The Squire did not lose his gravity of deportment. He had held up his head before the world when things went well with him; he would look the world defiantly in the face as all turned against him. He knew that he must die. He did not entertain a hope of life; it may also be said that he was indifferent whether he lived or died. His only grievance was that the manner of his death would be ignominious. It was hardly likely that the news of his capture and of Captain Fogg's threat should reach Anthony. Where his son was he did not know, but he supposed that he had taken refuge in the heart of the wilderness of moors, and how could he there receive tidings of what menaced his father? Or, if the news did reach him, almost certainly it would reach him when too late to save his father. But, supposing he did hear, and in time, what was menaced, was it likely that he would give himself up for his father? His life was the more valuable of the two; it was young and fresh, he had a wife dependent on him, he had an estate—his wife's—to live on; and the old man was near the end of his natural term of life, was friendless, he had cast from him his children, and was acreless, he had lost his patrimony. Anthony would be a fool to give himself up in exchange for his father. What did the Squire care for the scrap of life still his? So little that he had been ready to throw it away; and if the mode of passage into eternity was ignominious, why it was the very method he had chosen for himself at the sawpit. He was an aged ruined man, who had failed in everything, and had no place remaining for him on earth. He did not ask himself whether he had been blameworthy in his conduct to his children, in his behaviour to Anthony. He slept better that night in Lydford Castle than he had for many nights, but woke early, and saw the dawn break over the peaks of the moor to the east. He would not be brought before the captain and sent to execution for a few more hours. From his cell he had heard and been disturbed by the riot and revelry kept up by the captain and some boon comrades till late.

The morning was well advanced when Julian Crymes rode to the Castle gates, followed by a couple of serving men and laden horses. At her command the men removed the valises from the backs of the beasts and threw them over their own shoulders.

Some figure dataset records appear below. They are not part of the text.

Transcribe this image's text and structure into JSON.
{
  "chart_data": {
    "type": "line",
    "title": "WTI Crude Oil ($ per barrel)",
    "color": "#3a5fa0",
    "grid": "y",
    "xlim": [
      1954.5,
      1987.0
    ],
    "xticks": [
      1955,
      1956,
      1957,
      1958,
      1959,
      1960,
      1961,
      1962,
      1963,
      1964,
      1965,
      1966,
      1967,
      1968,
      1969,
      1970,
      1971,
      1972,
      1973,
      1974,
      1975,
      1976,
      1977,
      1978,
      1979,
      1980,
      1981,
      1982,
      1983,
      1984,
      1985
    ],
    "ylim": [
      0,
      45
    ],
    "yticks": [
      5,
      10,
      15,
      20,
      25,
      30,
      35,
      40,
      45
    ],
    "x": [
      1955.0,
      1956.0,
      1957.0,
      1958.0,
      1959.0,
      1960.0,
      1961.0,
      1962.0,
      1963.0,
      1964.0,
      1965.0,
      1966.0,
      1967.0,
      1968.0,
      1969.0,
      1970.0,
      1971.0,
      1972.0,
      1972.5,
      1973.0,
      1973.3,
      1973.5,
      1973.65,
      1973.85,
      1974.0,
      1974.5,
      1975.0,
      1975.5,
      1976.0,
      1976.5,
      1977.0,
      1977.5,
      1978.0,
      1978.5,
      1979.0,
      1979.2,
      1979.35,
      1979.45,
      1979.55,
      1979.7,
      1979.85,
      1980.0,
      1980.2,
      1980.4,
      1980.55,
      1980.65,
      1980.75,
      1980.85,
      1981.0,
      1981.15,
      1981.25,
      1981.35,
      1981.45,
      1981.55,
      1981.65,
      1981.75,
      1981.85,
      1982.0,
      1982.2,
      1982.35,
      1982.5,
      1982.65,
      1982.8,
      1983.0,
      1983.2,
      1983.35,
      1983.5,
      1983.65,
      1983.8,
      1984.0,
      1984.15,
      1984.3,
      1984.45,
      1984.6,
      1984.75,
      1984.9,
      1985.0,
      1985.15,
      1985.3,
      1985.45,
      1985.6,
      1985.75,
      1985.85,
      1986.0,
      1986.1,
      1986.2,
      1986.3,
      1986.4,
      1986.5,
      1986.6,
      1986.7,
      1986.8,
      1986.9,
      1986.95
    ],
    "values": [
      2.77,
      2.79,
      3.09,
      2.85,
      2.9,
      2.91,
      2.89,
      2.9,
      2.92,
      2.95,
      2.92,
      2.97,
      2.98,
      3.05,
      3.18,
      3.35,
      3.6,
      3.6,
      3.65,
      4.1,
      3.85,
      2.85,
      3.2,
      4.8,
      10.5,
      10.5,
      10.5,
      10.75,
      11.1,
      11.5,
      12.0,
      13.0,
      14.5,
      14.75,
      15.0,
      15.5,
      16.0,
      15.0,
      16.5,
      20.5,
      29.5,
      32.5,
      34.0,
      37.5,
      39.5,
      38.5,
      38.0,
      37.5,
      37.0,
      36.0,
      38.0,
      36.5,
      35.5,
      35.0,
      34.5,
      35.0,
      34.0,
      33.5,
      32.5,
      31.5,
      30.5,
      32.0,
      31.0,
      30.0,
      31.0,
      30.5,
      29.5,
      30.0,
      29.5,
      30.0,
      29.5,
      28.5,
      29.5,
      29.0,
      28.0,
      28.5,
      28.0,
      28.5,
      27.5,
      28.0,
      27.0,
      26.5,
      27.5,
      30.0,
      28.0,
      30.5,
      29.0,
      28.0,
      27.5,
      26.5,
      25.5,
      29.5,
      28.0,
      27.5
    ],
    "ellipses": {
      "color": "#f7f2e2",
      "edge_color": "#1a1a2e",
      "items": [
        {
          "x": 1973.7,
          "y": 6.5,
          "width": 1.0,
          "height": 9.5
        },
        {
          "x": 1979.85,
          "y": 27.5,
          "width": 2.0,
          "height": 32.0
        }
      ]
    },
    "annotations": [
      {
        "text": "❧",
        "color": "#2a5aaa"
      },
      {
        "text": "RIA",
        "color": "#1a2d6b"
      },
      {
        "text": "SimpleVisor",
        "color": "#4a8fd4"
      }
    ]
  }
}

The weight must have been considerable, judging by the way in which the men walked under their burdens.

Julian asked for admittance. She would see Captain Fogg. The sergeant at the gate hesitated.

"Captain Fogg was at Kilworthy yesterday in search of papers—my father's papers. I have found them, and bring them to him—correspondence that is of importance."

The sergeant ascended to the room where was the captain, and immediately came down again with orders for the admission of Julian.

Followed by the men, she mounted the stone flight that led to the upper story, where Captain Fogg had taken up his quarters, and bade the servants lay their valises on the table and withdraw.